Other properties on the register include Winfield House in London; Schoenborn Palace in Prague, the Czech Republic; the Old Legation in Tangier, Morocco; the Ambassador's Residence in Tokyo; Palacio Bosch in Buenos Aires, Argentina; the Ambassador's Residence in Hanoi, Vietnam; Villa Otium in Oslo, Norway; the New Delhi Chancery in New Delhi; the American Center in Alexandria, Egypt; the Chancery in Athens, Greece; Truman Hall in Brussels, Belgium; Byne House in Madrid, Spain; and the U.S. Embassy in Tirana, Albania.

In the State Department, a group called the Cultural Resources Committee reviews properties that are nominated each year for the register, which includes chanceries, ambassadorial residences, office buildings, staff apartments, a gardener's house and a guesthouse. The committee also maintains an inventory of significant overseas properties owned or leased by the U.S. government and clarifies protection standards and guidelines.

The State Department manages approximately 180 properties that are significant for their historical, architectural or cultural qualities, according to Kevin Lee Sarring, the State Department's cultural resources architect and secretary of the Cultural Resources Committee.

Nominations for the register sometimes come from U.S. embassies, but also can be initiated by civil servants in Washington and other individuals, Sarring told USINFO.

Listing on the secretary's register not only honors a site, but it also helps the Department of State manage and protect the property, Sarring said. "In terms of competing for scarce maintenance resources, it helps, too," he said.
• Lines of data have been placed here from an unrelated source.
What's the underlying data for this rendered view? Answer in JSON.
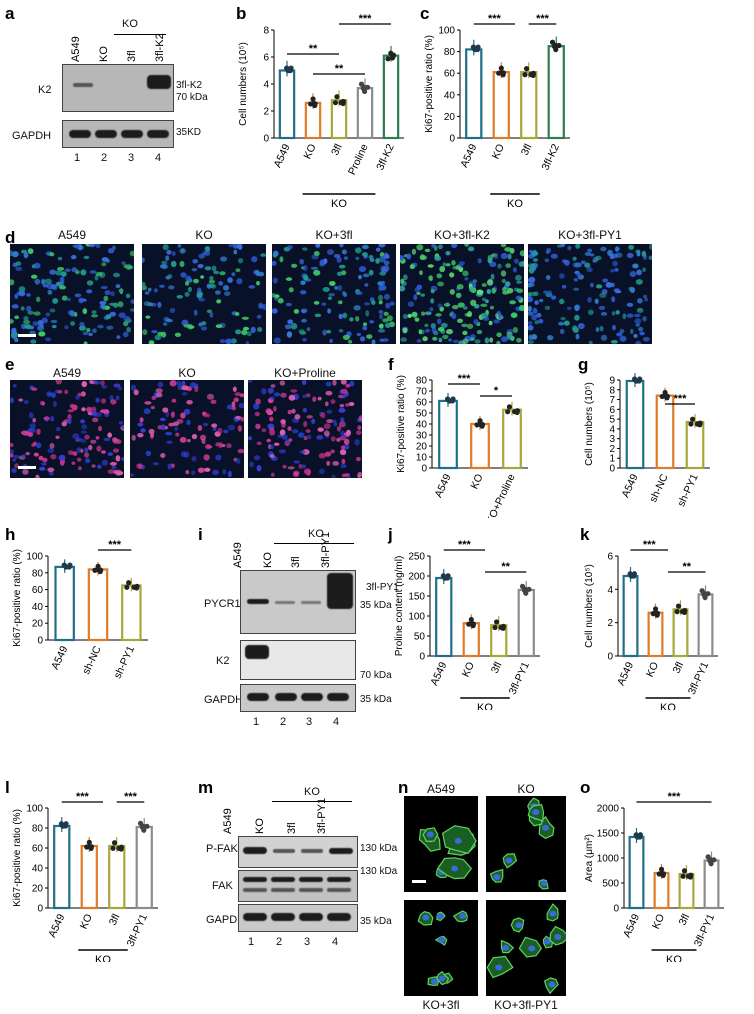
{
  "panel_labels": [
    "a",
    "b",
    "c",
    "d",
    "e",
    "f",
    "g",
    "h",
    "i",
    "j",
    "k",
    "l",
    "m",
    "n",
    "o"
  ],
  "blot_a": {
    "lanes": [
      "A549",
      "KO",
      "3fl",
      "3fl-K2"
    ],
    "group_label": "KO",
    "rows": [
      "K2",
      "GAPDH"
    ],
    "markers": [
      "3fl-K2",
      "70 kDa",
      "35KD"
    ],
    "lane_numbers": [
      "1",
      "2",
      "3",
      "4"
    ]
  },
  "blot_i": {
    "lanes": [
      "A549",
      "KO",
      "3fl",
      "3fl-PY1"
    ],
    "group_label": "KO",
    "rows": [
      "PYCR1",
      "K2",
      "GAPDH"
    ],
    "markers": [
      "3fl-PY1",
      "35 kDa",
      "70 kDa",
      "35 kDa"
    ],
    "lane_numbers": [
      "1",
      "2",
      "3",
      "4"
    ]
  },
  "blot_m": {
    "lanes": [
      "A549",
      "KO",
      "3fl",
      "3fl-PY1"
    ],
    "group_label": "KO",
    "rows": [
      "P-FAK",
      "FAK",
      "GAPDH"
    ],
    "markers": [
      "130 kDa",
      "130 kDa",
      "35 kDa"
    ],
    "lane_numbers": [
      "1",
      "2",
      "3",
      "4"
    ]
  },
  "micro_d": [
    "A549",
    "KO",
    "KO+3fl",
    "KO+3fl-K2",
    "KO+3fl-PY1"
  ],
  "micro_e": [
    "A549",
    "KO",
    "KO+Proline"
  ],
  "micro_n": [
    "A549",
    "KO",
    "KO+3fl",
    "KO+3fl-PY1"
  ],
  "colors": {
    "teal": "#1f6f86",
    "orange": "#e07b27",
    "olive": "#a6a83a",
    "gray": "#8c8c8c",
    "green": "#2e7d4e"
  },
  "chart_data": [
    {
      "panel": "b",
      "type": "bar",
      "categories": [
        "A549",
        "KO",
        "3fl",
        "Proline",
        "3fl-K2"
      ],
      "values": [
        5.0,
        2.6,
        2.8,
        3.7,
        6.1
      ],
      "ylabel": "Cell numbers (10⁵)",
      "ylim": [
        0,
        8
      ],
      "yticks": [
        0,
        2,
        4,
        6,
        8
      ],
      "group_label": "KO",
      "group_span": [
        1,
        4
      ],
      "significance": [
        "**",
        "***",
        "**"
      ]
    },
    {
      "panel": "c",
      "type": "bar",
      "categories": [
        "A549",
        "KO",
        "3fl",
        "3fl-K2"
      ],
      "values": [
        82,
        61,
        61,
        85
      ],
      "ylabel": "Ki67-positive ratio (%)",
      "ylim": [
        0,
        100
      ],
      "yticks": [
        0,
        20,
        40,
        60,
        80,
        100
      ],
      "group_label": "KO",
      "group_span": [
        1,
        3
      ],
      "significance": [
        "***",
        "***"
      ]
    },
    {
      "panel": "f",
      "type": "bar",
      "categories": [
        "A549",
        "KO",
        "KO+Proline"
      ],
      "values": [
        61,
        40,
        53
      ],
      "ylabel": "Ki67-positive ratio (%)",
      "ylim": [
        0,
        80
      ],
      "yticks": [
        0,
        10,
        20,
        30,
        40,
        50,
        60,
        70,
        80
      ],
      "significance": [
        "***",
        "*"
      ]
    },
    {
      "panel": "g",
      "type": "bar",
      "categories": [
        "A549",
        "sh-NC",
        "sh-PY1"
      ],
      "values": [
        8.9,
        7.4,
        4.7
      ],
      "ylabel": "Cell numbers (10⁵)",
      "ylim": [
        0,
        9
      ],
      "yticks": [
        0,
        1,
        2,
        3,
        4,
        5,
        6,
        7,
        8,
        9
      ],
      "significance": [
        "***"
      ]
    },
    {
      "panel": "h",
      "type": "bar",
      "categories": [
        "A549",
        "sh-NC",
        "sh-PY1"
      ],
      "values": [
        87,
        84,
        65
      ],
      "ylabel": "Ki67-positive ratio (%)",
      "ylim": [
        0,
        100
      ],
      "yticks": [
        0,
        20,
        40,
        60,
        80,
        100
      ],
      "significance": [
        "***"
      ]
    },
    {
      "panel": "j",
      "type": "bar",
      "categories": [
        "A549",
        "KO",
        "3fl",
        "3fl-PY1"
      ],
      "values": [
        195,
        82,
        77,
        165
      ],
      "ylabel": "Proline content (ng/ml)",
      "ylim": [
        0,
        250
      ],
      "yticks": [
        0,
        50,
        100,
        150,
        200,
        250
      ],
      "group_label": "KO",
      "group_span": [
        1,
        3
      ],
      "significance": [
        "***",
        "**"
      ]
    },
    {
      "panel": "k",
      "type": "bar",
      "categories": [
        "A549",
        "KO",
        "3fl",
        "3fl-PY1"
      ],
      "values": [
        4.8,
        2.6,
        2.8,
        3.7
      ],
      "ylabel": "Cell numbers (10⁵)",
      "ylim": [
        0,
        6
      ],
      "yticks": [
        0,
        2,
        4,
        6
      ],
      "group_label": "KO",
      "group_span": [
        1,
        3
      ],
      "significance": [
        "***",
        "**"
      ]
    },
    {
      "panel": "l",
      "type": "bar",
      "categories": [
        "A549",
        "KO",
        "3fl",
        "3fl-PY1"
      ],
      "values": [
        82,
        62,
        62,
        81
      ],
      "ylabel": "Ki67-positive ratio (%)",
      "ylim": [
        0,
        100
      ],
      "yticks": [
        0,
        20,
        40,
        60,
        80,
        100
      ],
      "group_label": "KO",
      "group_span": [
        1,
        3
      ],
      "significance": [
        "***",
        "***"
      ]
    },
    {
      "panel": "o",
      "type": "bar",
      "categories": [
        "A549",
        "KO",
        "3fl",
        "3fl-PY1"
      ],
      "values": [
        1420,
        700,
        680,
        950
      ],
      "ylabel": "Area (μm²)",
      "ylim": [
        0,
        2000
      ],
      "yticks": [
        0,
        500,
        1000,
        1500,
        2000
      ],
      "group_label": "KO",
      "group_span": [
        1,
        3
      ],
      "significance": [
        "***"
      ]
    }
  ]
}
Whenever bringing a property in line with security standards might have an adverse impact on the elements that make the property culturally significant, the Department of State and the Bureau of Overseas Buildings Operations follow preservation guidelines -- including guidance issued by the secretary of the interior, the Venice Charter for the Conservation and Restoration of Monuments and Sites, and the host country's regulations and customs. The aim is to make these properties secure without compromising the qualities that make them significant.

The secretary's register is likely to grow, Sarring said, adding that the working list of nominated properties has reached 180. "We draw from that list to make our recommendations to the secretary," he said.